This piece was originally published on The Huffington Post.
By: Mark Ortiz
“There has to be a law against this,” I said to my mom when she called to vent to me about working 12 days in a row at her job in Texas–the state I grew up in. This feeling that workers should be protected stayed with me as I tried to understand the rights for myself and my working friends and family in a state that promises little of anything to its workers.
There is no law in Texas that limits how many consecutive days an employer can schedule you. In fact, there are few laws protecting workers at all in Texas. Texas is an “employment at will” state, meaning if you do not like something at your job, you have one course of action–you can quit.
If there is something my early work experience reinforced in me over and over, it was that I deserved no say in my work. My whole life, I was trained to be an unquestioning member of the Texas workforce. When things looked dangerous, unreasonable, or illegal as a worker, you are taught to put your head down and keep doing your job. Those who did not faced cut hours or even termination.
I continued to work hard, but after six years in the Texas workforce, my frustrations and lack of options reached a boiling point. In 2011, I decided to move to San Francisco to try my luck there. Those years of oppression and frustration came in handy once I realized I had the right to speak up at my new unionized job at Macy’s in San Francisco. One of the first things I noticed about my new job was the amount of respect that managers had for their employees. I could hear it in their tone and selection of words. They did not scream at me or use intimidation to get tasks done. The condescending, rude ways that I was so used to my previous managers speaking to me were gone.
I was also surprised to find out that I could take a break and even was given some sick time in case I missed work. For someone who worked years to gain two weeks off and never had sick days, this was incredible. It took me a couple of weeks to realize that I was part of a union called United Food and Commercial Workers Local 5. But once I realized that these perks I enjoyed so much had been fought for by previous members, I immediately felt responsible for my contract. Having felt so helpless for so many years in Texas, I was proud of my new-found voice in my workplace and decided to be a shop steward.
Having a Union and an active membership can do wonders for workers. It has allowed me to support myself in one of the most expensive areas in the United States. Being a part of a unionized organization has also given me a consistent schedule every week for three years and two weeks’ notice if any changes are made to my schedule, which makes it easy to continue my education and still have time to live a normal life. But most importantly, it made me realize that all those feelings of wanting a voice, wanting a change and wanting to be treated with respect were not so alien in California. People here believed they deserved certain rights and were not afraid to fight for them.
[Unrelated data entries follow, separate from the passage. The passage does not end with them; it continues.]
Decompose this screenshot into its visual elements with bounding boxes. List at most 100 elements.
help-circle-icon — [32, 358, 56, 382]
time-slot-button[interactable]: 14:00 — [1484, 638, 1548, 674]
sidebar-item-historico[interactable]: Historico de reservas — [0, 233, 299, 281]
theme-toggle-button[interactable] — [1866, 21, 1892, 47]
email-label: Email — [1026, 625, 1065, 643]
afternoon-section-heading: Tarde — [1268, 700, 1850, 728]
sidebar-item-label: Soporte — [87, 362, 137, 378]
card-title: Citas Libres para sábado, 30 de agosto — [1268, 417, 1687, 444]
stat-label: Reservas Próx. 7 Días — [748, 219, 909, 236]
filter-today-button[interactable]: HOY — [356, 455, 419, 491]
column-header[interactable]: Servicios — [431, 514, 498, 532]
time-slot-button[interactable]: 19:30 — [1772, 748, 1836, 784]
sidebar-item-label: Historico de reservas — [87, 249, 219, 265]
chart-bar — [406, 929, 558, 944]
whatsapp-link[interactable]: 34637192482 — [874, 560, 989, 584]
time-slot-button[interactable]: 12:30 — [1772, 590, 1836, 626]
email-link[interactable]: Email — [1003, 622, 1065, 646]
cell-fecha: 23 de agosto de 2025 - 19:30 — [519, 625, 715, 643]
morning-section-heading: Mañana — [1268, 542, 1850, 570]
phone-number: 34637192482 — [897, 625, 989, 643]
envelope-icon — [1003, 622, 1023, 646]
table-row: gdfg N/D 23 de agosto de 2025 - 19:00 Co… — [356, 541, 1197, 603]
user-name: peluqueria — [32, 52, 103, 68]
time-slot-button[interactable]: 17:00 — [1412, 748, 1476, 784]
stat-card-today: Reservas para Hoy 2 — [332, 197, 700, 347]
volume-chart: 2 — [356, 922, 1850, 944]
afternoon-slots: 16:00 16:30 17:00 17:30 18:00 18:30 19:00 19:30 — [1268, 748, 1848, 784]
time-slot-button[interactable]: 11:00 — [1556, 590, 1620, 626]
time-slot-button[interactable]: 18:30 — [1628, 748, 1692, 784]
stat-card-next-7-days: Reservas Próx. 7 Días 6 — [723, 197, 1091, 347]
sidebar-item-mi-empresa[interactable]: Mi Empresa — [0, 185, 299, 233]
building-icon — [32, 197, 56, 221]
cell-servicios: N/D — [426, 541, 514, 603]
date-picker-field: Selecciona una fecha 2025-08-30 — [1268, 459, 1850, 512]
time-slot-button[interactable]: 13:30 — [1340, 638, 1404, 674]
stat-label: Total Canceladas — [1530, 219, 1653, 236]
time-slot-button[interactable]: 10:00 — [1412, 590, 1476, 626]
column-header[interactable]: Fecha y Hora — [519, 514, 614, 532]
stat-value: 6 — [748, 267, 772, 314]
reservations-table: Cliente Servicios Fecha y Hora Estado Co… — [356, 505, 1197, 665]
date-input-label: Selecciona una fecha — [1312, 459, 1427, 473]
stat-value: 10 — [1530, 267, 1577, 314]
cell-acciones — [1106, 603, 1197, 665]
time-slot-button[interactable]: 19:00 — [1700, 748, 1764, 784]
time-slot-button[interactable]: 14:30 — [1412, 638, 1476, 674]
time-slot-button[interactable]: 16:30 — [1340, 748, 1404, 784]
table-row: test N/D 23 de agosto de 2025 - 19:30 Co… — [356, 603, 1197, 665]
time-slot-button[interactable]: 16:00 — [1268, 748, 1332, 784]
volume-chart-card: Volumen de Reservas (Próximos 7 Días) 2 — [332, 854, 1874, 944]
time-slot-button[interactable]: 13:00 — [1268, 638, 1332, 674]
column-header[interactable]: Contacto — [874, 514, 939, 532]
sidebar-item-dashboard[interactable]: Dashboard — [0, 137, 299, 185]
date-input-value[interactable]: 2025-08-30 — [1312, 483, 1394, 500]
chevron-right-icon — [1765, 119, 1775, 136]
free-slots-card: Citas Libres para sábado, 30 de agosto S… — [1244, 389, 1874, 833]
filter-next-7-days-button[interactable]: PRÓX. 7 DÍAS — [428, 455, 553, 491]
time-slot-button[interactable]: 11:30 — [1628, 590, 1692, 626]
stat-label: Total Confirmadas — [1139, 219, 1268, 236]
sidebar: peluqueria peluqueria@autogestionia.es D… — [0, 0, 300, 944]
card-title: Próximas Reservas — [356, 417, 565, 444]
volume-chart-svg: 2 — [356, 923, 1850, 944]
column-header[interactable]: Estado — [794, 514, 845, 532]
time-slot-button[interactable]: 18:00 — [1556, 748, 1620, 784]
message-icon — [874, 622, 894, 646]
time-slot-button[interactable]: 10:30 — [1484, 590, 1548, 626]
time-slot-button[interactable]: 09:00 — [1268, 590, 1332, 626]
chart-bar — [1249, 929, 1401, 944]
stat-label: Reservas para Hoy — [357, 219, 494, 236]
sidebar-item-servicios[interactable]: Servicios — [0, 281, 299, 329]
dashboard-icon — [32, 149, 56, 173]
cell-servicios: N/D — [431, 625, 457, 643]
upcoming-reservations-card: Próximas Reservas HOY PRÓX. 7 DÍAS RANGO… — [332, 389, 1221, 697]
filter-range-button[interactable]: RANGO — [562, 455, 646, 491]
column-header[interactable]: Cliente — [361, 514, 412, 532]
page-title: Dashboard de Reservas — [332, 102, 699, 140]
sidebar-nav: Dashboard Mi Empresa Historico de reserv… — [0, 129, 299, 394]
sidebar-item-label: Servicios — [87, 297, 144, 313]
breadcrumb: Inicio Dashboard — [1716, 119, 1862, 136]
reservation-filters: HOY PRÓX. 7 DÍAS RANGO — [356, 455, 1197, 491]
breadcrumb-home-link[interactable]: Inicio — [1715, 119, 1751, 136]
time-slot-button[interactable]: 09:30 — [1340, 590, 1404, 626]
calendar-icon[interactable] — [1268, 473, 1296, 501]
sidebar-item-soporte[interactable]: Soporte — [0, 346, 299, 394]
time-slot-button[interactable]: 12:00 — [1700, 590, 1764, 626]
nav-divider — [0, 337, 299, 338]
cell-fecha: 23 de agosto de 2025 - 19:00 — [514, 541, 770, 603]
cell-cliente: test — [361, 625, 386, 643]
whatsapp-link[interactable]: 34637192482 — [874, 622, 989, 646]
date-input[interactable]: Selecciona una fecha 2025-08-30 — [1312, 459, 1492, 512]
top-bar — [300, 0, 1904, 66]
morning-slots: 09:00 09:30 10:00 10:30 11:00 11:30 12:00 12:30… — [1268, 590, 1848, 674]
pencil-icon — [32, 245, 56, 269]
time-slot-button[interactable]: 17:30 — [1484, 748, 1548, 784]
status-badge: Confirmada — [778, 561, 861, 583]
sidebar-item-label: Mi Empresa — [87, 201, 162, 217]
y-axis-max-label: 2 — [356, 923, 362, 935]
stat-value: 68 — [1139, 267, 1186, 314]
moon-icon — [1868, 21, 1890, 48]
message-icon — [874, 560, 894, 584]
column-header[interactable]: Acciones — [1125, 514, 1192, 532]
With my recent experience in labor, I joined a small coalition of workers and activists to try to pass the Retail Workers Bill of Rights (RWBoR) in San Francisco. Locals are not the only ones excited about this bill– many groups nationwide have watched the votes hoping that this legislation will have a trickle-down effect across the nation. Workers from all walks of life joined the movement, many coming to public forums to share a piece of their hardship with Board Supervisors in San Francisco. It did not take long to realize that lower-income families would benefit with such legislation as parents and family advocates stepped up to the pew to express their struggles finding daycare, trying to work two jobs and managing the many short-notice shifts that they were expected to show up for.
On Tuesday November 25th, the Board of Supervisors unanimously voted to pass the second and final piece of legislation that makes up the Retail Workers Bill of Rights after unanimously passing the first portion the week before. If signed into law by the mayor, these bills would be the first in the nation to promise workers two weeks’ notice on schedules and give workers the right to turn down any shifts given to them with less than two weeks’ notice. They would also work to create a more full-time workforce by offering existing workers more hours, instead of hiring more part-time workers. This will create a more stable workplace for families who find it hard to find time to invest in their children, and it will give them an opportunity to finally have a full-time job instead of juggling multiple part-time positions. This legislation, along with Prop J, a bill that raised San Francisco’s minimum wage, will create some of the best working conditions for retail workers in the United States.
I, like many other workers in the United States, have seen companies continue to invest less and less in their workforce and expect more. For many, this is a class issue, but for me it is a family issue. The work practices of companies have slowly forced workers to change their family practices and this means less time to invest in their children and families. With an increasing amount of families moving out of San Francisco, city leaders have created a multitude of bills that attempt to create conditions in which working-class families can continue to keep up with the ever-increasing cost of living and change low-wage work in industries that are notorious for abusive practices. My hope is that such legislation will trickle down across the nation and maybe someday, my mother will not have to wait almost two weeks to have a day off.
Mark Ortiz is a retail worker, an undergraduate student and an activist living in the Bay Area. He is currently working as a Writing Fellow at the Center for Community Change.